Milk Street on the Road: Transylvania –



Seated inside the arc of the Carpathian Mountains, Transylvania is a bucolic landscape of meadows, horse-drawn carts, ancient forests and alpine peaks. Culturally, it’s where Romanian, Hungarian, Saxon and Ottoman influences overlap to form today’s Transylvanian cuisine. The resulting food is deliciously striated – featuring apples and plums from Roman times, rich stews from Hungary, native herbs and wild caraway, and corn, vanilla and baking technique from the Ottomans and Saxons. We’ll taste and use them all on this exclusive-to-Milk Street trip that follows Christopher Kimball’s footsteps on a memorable trip he took with Milk Street friend, teacher and TV guest Irina Georgescu, who is also our guide for the week.
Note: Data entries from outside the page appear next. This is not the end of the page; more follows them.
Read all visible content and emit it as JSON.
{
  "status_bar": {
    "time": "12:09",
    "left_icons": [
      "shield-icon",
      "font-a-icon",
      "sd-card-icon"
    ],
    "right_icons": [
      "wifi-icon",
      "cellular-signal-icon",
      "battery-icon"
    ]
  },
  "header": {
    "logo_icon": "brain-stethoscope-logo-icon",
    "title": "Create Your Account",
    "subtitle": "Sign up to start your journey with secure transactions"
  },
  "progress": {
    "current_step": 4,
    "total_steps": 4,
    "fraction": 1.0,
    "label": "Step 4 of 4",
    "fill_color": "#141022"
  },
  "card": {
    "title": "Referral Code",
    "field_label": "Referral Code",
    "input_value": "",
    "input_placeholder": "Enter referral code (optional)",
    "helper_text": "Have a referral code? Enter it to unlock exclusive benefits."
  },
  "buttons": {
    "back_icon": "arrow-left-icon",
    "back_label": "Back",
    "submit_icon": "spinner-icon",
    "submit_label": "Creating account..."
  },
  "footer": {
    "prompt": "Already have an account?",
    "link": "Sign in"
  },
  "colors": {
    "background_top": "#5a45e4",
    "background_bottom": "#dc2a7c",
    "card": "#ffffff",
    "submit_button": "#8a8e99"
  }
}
A James Beard award winning author and expert in Romanian food, Irina has designed a trip defined by the contemporary practices of traditional Transylvanian crafts. Expect a farm-to-table sensibility, fruit in your savory foods, herbs in your sweets, many kinds of pickles and an introduction to Romanian winemaking and brewing. We’ll visit renowned cheesemakers and homesteaders on a series of visits to Gastro Locals, a network of slow food restaurants and cooking schools in people’s homes; learn about Romanian wine, beer and brandy, and cook with Irina, one of our favorite cooking teachers. We keep the tour focused on food and culinary traditions, but we won’t miss the local landmarks everyone needs to see, like the region’s famous frescoed fortified churches, forests and working self-sufficient Saxon villages. 

Accompanying Irina will be her long time colleague Szabolcs Tyukodi and, on the first departure in June, Milk Street’s April Dodd.